La FDA nomme enfin des directeurs permanents pour ses centres médicament et vaccin
Après des mois de turbulences en haut de l'affiche, la FDA vient de nommer des directeurs permanents à la tête du CDER (médicaments) et du CBER (vaccins et biologiques). Un signal de stabilisation pour l'agence américaine, dont les décisions influencent directement les AMM européennes et le pipeline mondial.
La FDA tangue depuis plusieurs mois. Démissions en cascade, postes clés vacants, pressions politiques inédites sur l'agence réglementaire la plus influente du monde. Et devinez quoi ? Elle vient de retrouver un peu de ballast.
Selon STAT News, la FDA a officialisé la nomination de Michael Davis à la tête du CDER (Center for Drug Evaluation and Research) et de Karim Mikhail pour diriger le CBER (Center for Biologics Evaluation and Research). Deux postes jusqu'ici occupés par des directeurs par intérim, ce qui fragilisait la continuité des décisions réglementaires.

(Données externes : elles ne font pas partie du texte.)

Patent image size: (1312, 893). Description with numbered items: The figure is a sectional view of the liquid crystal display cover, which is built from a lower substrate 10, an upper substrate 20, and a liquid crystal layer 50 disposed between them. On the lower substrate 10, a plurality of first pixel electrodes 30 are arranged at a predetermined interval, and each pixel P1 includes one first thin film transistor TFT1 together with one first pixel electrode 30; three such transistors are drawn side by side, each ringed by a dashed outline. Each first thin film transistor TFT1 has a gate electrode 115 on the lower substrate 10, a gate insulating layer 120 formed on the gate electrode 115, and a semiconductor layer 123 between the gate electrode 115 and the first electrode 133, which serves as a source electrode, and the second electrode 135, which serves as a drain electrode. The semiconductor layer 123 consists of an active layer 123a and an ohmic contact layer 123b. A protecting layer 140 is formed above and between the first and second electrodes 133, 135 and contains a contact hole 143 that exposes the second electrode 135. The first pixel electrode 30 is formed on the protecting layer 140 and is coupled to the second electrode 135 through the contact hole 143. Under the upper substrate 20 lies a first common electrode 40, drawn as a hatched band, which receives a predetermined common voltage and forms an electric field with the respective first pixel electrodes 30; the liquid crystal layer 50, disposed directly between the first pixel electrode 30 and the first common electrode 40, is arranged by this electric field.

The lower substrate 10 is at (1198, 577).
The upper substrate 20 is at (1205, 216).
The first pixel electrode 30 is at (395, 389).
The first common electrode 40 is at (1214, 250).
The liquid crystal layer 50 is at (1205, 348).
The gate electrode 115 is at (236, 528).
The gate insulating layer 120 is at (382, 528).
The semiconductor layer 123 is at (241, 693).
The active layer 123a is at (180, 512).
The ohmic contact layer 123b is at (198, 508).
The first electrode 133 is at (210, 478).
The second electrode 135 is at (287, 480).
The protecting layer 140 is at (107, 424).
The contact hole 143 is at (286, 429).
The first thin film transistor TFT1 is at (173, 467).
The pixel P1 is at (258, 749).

Pourquoi c'est important pour toi, pharmacien en France ? Parce que la FDA et l'EMA jouent en miroir sur une bonne partie des dossiers d'AMM, surtout en oncologie, en thérapies géniques et en vaccins. Quand le CDER vacille, les dossiers transatlantiques ralentissent. Quand le CBER manque de cap, les décisions sur les vaccins biologiques complexes traînent. Et ces retards finissent par se ressentir dans le pipeline européen, donc dans ton officine.
Le CDER, c'est l'entité qui évalue les small molecules et les génériques. C'est elle qui valide les dossiers d'équivalence pharmaceutique pour les biosimilaires et les génériques américains, dont certains arrivent ensuite en Europe sous des procédures centralisées ou de reconnaissance mutuelle. Le CBER, lui, supervise les vaccins, les produits sanguins, les thérapies cellulaires et géniques. Deux centres, deux univers, mais un impact direct sur ce qui arrive un jour dans ton bac de commande.
La nomination de directeurs permanents apporte une chose simple mais précieuse : de la prévisibilité. Les industriels savent à qui parler. Les dossiers reprennent un rythme normal. Les décisions sont moins vulnérables aux pressions politiques passagères.
Ce que ça change au comptoir demain matin : directement, rien de visible. Mais dans 18 à 36 mois, la stabilité retrouvée du CDER et du CBER se traduira par des AMM plus fluides, des lancements de biosimilaires moins décalés, et un pipeline mieux alimenté. Le vrai impact, c'est la régularité des approvisionnements futurs. Et ça, après les années de ruptures que tu connais, c'est loin d'être anecdotique.